Il velenoso animale, disturbato dal suo tranquillo riposo all’ombra del masso, cominciò a camminare e appena quell’uomo si sedette, lo punse con il suo aculeo e gli schizzò il veleno. Improvvisamente si sentì un terribile urlo di dolore, che fece voltare tutti gli ascoltatori verso quella parte dove il povero uomo si contorceva dal dolore. San Paolo interruppe la sua predica e domandò che cosa fosse successo: “Quell ’uomo là in fondo – gli spiegarono – è stato morso dallo scorpione velenoso! Per lui non v’è scampo, oramai!”

San Paolo, come tutti sanno, era ciaraulu, cioè non temeva le vipere e gli animali velenosi.
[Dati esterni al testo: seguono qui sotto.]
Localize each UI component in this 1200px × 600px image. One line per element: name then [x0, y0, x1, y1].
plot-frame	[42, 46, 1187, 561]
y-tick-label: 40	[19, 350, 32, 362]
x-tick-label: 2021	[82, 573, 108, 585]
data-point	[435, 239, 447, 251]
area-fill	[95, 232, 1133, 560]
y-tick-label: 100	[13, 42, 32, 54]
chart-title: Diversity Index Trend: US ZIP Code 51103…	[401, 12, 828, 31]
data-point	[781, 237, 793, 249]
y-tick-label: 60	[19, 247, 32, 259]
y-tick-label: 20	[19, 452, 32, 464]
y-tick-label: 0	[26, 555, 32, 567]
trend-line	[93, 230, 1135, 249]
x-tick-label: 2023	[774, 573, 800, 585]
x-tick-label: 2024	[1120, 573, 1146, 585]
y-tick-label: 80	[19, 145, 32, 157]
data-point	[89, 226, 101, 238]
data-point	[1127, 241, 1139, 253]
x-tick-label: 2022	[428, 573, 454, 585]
Si dice pure che chi è nato il 25 gennaio, festa di San Paolo, è pure lui ciaraulu e le vipere se le può mettere anche in tasca, come faceva Turuzzo Rizza a Palazzolo, dopo aver loro tolto i denti….

“ Non temere! – disse al pover uomo che già era diventato pallido, bianco come una pezza uscita fresca fresca dal bucato –

Abbi fede in Dio, che è solo un morso di granchio!”E piegatosi verso terra, con la più grande meraviglia di tutti, raccolse, che era ancora lì che tentava di nascondersi sotto il masso, nientepopodimenochè un… granchio, un bel granchio di fiume! Per la singolarità della grotta, c’è stato persino chi, come Gabriele D’Annunzio, l’ha scelta come scenografia in un’opera teatrale.

Ma le meraviglie della grotta non sono finite: la grotta è detta dei cordari perchè fino a pochi anni addietro vi erano degli artigiani che con la zammara o zabbara, l’agave dalle cui foglie si ricavano certi filamenti molto resistenti, facevano le corde. Un mestiere molto antico: davanti alla grotta l’apertura è molto ampia e luminosa, per cui si prestava molto al particolare lavoro del cordaro che deve fare sempre avanti e indietro per ricavare da quei filamenti la corda, che serviva a tantissimi usi.

Oggi che la corda si fa di nailon la grotta rimane sempre “ ’A ’rutta d’’e curdari!” e la tradizione non dovrebbe essere dimenticata!